The Wall Street Journal weighed in on Walker’s war on workers in a piece dated February 28, 2015 entitled “Scott Walker Confronts Doubts About His Grasp of Foreign Policy” by Patrick O’Connor with an opening picture of Walker addressing the “Club for Growth.” The Club is composed of ultra-wealthy and ultra-conservative Republican donors who seek to destroy any effort at effective regulation. This February 28 version of O’Connor’s article contained Walker’s slander of American workers.

“The exchange came two days after Mr. Walker raised eyebrows at the Conservative Political Action Conference when he compared Islamic State fighters to union members in Wisconsin who protested his decision to limit collective-bargaining rights for state workers, telling the crowd, ‘If I can take on 100,000 protesters, I can do the same across the world.’

In the March 1 (printed?) version of O’Conner’s piece, however, the photo stayed but the slanderous sentence that was so embarrassing and politically harmful to Walker disappeared from the WSJ coverage.

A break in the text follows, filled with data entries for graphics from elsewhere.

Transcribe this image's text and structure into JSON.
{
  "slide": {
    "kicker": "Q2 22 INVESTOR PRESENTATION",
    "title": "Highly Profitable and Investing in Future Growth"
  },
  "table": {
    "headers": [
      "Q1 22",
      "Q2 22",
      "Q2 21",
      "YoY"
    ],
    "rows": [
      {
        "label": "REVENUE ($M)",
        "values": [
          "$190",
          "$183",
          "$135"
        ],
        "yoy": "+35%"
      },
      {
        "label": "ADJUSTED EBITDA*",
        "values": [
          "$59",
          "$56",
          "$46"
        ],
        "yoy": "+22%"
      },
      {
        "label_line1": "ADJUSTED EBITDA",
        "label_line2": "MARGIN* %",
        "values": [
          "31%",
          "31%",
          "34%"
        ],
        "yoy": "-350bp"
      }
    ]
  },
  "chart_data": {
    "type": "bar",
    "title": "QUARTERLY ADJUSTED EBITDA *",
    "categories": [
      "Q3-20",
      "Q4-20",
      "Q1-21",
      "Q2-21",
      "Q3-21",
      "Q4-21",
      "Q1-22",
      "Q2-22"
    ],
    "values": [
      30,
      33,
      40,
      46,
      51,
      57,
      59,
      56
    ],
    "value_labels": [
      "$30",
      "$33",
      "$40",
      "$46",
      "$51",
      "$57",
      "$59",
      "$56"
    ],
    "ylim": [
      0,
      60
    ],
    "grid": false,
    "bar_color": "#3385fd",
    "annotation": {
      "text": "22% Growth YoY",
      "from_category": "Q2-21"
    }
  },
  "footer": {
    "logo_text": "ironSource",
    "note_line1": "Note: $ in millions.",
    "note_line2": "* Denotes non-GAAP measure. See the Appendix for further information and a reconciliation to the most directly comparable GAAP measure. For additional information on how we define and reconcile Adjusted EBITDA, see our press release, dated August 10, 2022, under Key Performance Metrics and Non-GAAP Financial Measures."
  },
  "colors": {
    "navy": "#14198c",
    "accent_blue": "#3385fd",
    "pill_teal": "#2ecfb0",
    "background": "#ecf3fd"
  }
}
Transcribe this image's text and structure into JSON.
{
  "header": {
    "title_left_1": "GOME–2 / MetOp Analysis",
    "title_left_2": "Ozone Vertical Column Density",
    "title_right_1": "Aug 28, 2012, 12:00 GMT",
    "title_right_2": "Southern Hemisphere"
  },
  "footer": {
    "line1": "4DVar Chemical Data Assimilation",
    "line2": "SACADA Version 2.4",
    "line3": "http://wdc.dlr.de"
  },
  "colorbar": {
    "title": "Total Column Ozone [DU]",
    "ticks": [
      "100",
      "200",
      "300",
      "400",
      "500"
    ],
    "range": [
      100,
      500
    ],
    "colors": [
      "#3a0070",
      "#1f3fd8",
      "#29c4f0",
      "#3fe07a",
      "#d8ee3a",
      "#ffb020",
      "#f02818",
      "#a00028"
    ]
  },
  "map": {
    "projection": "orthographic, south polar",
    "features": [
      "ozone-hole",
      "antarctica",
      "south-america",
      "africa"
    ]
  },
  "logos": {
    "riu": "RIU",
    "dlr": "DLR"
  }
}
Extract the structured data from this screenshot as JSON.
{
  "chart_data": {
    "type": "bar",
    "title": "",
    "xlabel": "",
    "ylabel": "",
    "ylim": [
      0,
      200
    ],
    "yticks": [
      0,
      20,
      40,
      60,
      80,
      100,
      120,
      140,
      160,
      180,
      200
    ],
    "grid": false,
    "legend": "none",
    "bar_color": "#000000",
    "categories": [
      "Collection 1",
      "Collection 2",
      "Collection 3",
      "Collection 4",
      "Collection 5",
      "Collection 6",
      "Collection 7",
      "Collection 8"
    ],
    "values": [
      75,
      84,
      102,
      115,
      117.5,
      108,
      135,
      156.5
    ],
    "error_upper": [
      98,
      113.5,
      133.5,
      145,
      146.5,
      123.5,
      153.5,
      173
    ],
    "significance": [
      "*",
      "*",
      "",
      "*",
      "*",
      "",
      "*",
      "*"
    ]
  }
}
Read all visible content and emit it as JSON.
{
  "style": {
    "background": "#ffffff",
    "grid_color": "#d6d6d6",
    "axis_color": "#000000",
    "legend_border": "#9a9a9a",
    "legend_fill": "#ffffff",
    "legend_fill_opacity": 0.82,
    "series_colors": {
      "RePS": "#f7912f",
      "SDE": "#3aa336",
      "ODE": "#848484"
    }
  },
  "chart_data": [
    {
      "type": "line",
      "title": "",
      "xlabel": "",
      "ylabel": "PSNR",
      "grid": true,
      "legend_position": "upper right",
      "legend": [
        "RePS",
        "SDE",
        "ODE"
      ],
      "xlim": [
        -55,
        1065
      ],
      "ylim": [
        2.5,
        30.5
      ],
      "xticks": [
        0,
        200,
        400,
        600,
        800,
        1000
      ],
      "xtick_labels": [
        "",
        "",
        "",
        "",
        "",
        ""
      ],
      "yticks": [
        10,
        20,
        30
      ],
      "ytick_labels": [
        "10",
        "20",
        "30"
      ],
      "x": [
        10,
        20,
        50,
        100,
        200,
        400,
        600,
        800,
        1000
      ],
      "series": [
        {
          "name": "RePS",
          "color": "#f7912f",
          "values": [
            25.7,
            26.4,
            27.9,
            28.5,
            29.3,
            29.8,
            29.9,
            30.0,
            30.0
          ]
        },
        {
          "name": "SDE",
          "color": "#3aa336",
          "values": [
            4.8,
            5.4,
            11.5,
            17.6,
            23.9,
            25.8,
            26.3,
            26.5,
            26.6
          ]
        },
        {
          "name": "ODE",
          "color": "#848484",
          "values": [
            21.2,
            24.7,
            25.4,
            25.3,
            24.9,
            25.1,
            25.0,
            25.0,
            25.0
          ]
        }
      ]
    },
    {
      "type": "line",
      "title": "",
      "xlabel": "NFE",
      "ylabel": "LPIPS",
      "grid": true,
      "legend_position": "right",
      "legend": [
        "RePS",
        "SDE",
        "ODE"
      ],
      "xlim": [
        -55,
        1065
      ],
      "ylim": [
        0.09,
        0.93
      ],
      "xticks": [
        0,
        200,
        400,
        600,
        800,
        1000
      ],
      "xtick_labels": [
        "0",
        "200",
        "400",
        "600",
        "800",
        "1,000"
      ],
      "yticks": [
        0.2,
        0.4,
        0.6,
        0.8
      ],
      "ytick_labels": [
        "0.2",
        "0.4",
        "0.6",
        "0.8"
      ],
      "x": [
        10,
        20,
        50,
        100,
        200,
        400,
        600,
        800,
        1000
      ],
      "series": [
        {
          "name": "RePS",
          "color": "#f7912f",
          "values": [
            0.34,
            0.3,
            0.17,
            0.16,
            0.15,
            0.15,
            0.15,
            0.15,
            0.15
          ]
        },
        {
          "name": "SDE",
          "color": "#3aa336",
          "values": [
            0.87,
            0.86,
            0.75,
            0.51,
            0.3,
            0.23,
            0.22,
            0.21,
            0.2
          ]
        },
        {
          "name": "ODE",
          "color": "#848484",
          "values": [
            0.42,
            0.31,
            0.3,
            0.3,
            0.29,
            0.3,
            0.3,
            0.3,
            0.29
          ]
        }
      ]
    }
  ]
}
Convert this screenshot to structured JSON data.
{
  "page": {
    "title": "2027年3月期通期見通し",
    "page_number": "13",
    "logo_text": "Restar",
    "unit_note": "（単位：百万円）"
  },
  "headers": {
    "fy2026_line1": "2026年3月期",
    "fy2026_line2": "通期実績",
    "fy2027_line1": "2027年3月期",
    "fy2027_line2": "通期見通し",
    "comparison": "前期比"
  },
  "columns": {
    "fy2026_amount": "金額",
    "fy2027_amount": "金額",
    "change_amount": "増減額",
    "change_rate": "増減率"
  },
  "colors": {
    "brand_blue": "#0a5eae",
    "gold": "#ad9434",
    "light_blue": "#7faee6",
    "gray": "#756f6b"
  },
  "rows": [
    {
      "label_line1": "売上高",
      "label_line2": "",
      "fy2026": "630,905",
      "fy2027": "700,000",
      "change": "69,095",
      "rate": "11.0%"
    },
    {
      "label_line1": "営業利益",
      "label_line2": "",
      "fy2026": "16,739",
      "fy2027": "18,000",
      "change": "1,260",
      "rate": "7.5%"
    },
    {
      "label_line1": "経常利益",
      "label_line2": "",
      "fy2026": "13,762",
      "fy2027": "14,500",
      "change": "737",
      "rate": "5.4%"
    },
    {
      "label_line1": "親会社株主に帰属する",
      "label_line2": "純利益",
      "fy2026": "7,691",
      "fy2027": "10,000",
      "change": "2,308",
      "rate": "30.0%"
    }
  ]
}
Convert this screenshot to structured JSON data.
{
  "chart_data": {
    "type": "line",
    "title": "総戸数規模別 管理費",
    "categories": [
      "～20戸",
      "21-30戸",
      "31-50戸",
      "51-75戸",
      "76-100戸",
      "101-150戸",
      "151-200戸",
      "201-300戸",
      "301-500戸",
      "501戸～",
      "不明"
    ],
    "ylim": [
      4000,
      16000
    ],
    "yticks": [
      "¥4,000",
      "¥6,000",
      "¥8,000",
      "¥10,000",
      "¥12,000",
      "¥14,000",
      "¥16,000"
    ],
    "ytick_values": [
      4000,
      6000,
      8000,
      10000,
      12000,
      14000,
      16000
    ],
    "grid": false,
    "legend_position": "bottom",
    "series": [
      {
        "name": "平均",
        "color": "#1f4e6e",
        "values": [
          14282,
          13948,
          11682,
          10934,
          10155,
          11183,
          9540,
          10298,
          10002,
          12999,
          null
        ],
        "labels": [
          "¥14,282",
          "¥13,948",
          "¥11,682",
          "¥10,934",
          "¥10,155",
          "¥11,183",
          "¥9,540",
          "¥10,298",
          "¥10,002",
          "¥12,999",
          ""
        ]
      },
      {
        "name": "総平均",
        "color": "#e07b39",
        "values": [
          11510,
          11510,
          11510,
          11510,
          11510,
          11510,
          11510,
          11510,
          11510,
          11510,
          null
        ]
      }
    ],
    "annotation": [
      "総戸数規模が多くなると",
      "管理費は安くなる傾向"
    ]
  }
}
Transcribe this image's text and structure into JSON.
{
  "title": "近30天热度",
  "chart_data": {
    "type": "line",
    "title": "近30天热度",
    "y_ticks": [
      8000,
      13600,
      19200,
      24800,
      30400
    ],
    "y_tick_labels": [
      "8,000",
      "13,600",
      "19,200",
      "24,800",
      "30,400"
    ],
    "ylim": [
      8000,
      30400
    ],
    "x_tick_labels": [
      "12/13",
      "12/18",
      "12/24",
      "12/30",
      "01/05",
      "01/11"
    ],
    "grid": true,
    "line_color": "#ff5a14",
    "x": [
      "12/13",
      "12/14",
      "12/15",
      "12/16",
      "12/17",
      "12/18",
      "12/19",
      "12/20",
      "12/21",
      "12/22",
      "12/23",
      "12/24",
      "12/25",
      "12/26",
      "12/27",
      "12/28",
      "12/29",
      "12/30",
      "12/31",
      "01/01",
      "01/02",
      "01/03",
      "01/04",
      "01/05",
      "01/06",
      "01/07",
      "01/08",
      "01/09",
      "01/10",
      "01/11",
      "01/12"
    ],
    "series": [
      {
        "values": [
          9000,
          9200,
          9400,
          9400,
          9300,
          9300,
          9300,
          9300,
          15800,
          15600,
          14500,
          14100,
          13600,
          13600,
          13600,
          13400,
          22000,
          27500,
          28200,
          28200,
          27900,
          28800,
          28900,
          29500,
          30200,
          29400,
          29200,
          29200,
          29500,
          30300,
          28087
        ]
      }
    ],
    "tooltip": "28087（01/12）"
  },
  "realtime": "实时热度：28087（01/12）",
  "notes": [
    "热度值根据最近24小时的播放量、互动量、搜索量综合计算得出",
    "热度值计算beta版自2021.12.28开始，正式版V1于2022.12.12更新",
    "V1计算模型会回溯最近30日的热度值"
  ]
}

The further irony is that Walker made his slander of labor as the key to his (bizarre) defense of his foreign policy skills. His metaphorical defense of his non-existent foreign policy skills is that President Reagan’s best foreign policy move (according to Walker) was breaking the PATCO (air controller) strike. Because Walker has removed the right of public employees to bargain collectively and ridiculed peaceful protests by 100,000 workers he is just like Reagan. Because he is just like Reagan he too will be effective in foreign policy. Even without the slander of comparing peaceful worker protests by Americans to ISIS terrorists, this metaphor served as an unintended confession of how little Walker knows of foreign policy – or American workers – or logic.

As anti-worker as Reagan was, however, he continued to praise unions and their vital contribution to America. Ronald Reagan would be unable to win a Republican primary in any state in 2015 because he supported the right of workers to organize and bargain collectively. That is how extreme his Party has become.